Toronto Ryerson University

Winner of 2015 Glass Magazine Award – Most Innovative Decorative Glass Project, Exterior

The digital ceramic printed glass façade that envelopes the Ryerson University Student Learning Center creates a unique visual impact.
The glass curtain wall is both attractive and practical, with the combination of the graphic design and the functionality of the glass creating varying light qualities within the interior space.

Prelco bid on the Ryerson project before owning a Dip-Tech printer, but was able to quickly get up to speed with the new technology. Ryerson was an ideal first project because it was complex and large, which accelerated the learning curve. The project was required to meet LEED standards and come in under a set budget, while maintaining the integrity of the design. Digital ceramic glass printing was the key enabler to meeting all of those traditionally conflicting requirements.


Printed Area: 5,000+ sqm / 53,820+ sqf

Number of Panels: 3,000+

Colors: White

Glass Type: Triple sealed unit, 45mm

Completed: 2014

Winner of 2015 Glass Magazine Award – Most Innovative Decorative Glass Project, Exterior

"We were pleased with the benefits of the digital print, such as the ease of replacing panels, and the tracking system. We’d certainly consider using digital print again in future projects.”
Mike Smith, Senior Associate, Zeidler Partnership Architects

60% Glass and Still Energy Efficient

Ryerson requires that their buildings be LEED certified - so for this project the architects and designers had to find ways to achieve energy efficiency, while maintaining natural views and natural light with a glass curtain wall. This was achieved by combining several energy efficient products and technologies including a triple glazed system, low-e coating, and ceramic frit. The resulting structure met all the goals: thermal comfort for the interior (students can sit and study comfortably), glare control on the interior (for students using computers), sun and shade control within the building, and bird safety. Signficantly, the combination of technologies enabled glass to be used for 60% of the building, significantly outstripping most LEED-certified buildings that are no more than 40% glass.

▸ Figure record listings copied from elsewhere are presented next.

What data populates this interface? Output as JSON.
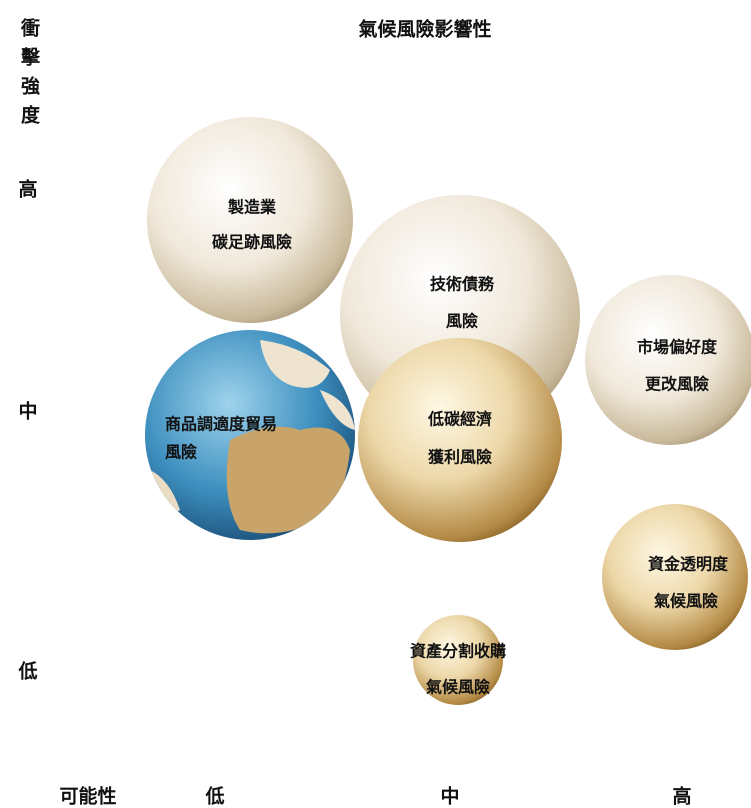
{
  "title": "氣候風險影響性",
  "y_axis": {
    "label": "衝擊強度",
    "levels": [
      "高",
      "中",
      "低"
    ]
  },
  "x_axis": {
    "label": "可能性",
    "levels": [
      "低",
      "中",
      "高"
    ]
  },
  "nodes": [
    {
      "lines": [
        "製造業",
        "碳足跡風險"
      ]
    },
    {
      "lines": [
        "技術債務",
        "風險"
      ]
    },
    {
      "lines": [
        "市場偏好度",
        "更改風險"
      ]
    },
    {
      "lines": [
        "商品調適度貿易",
        "風險"
      ]
    },
    {
      "lines": [
        "低碳經濟",
        "獲利風險"
      ]
    },
    {
      "lines": [
        "資金透明度",
        "氣候風險"
      ]
    },
    {
      "lines": [
        "資產分割收購",
        "氣候風險"
      ]
    }
  ]
}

The original plan was to use 3,000 unique panels while maintaining all the requirements for LEED. Digital print could easily support this plan, but the logistics of managing and installing such a project was a nightmare, and costly. Instead the Ryerson project team decided to keep the angles on all of the glass panels the same, making alignment during installation much easier. They used 20 patterns that were flipped, creating 40 patterns that together produced the desired effect. Visually, the digital printed façade had a profound effect on the overall look of the building. The panels were fastened to mullions with silicon so there were no protrusions, for a clean and smooth appearance. This creates a feeling of one large and unique structure, as opposed to a standard building with stacked floor plates. In addition the building itself serves as a beacon of light in the evening, reflecting the university’s presence on the street.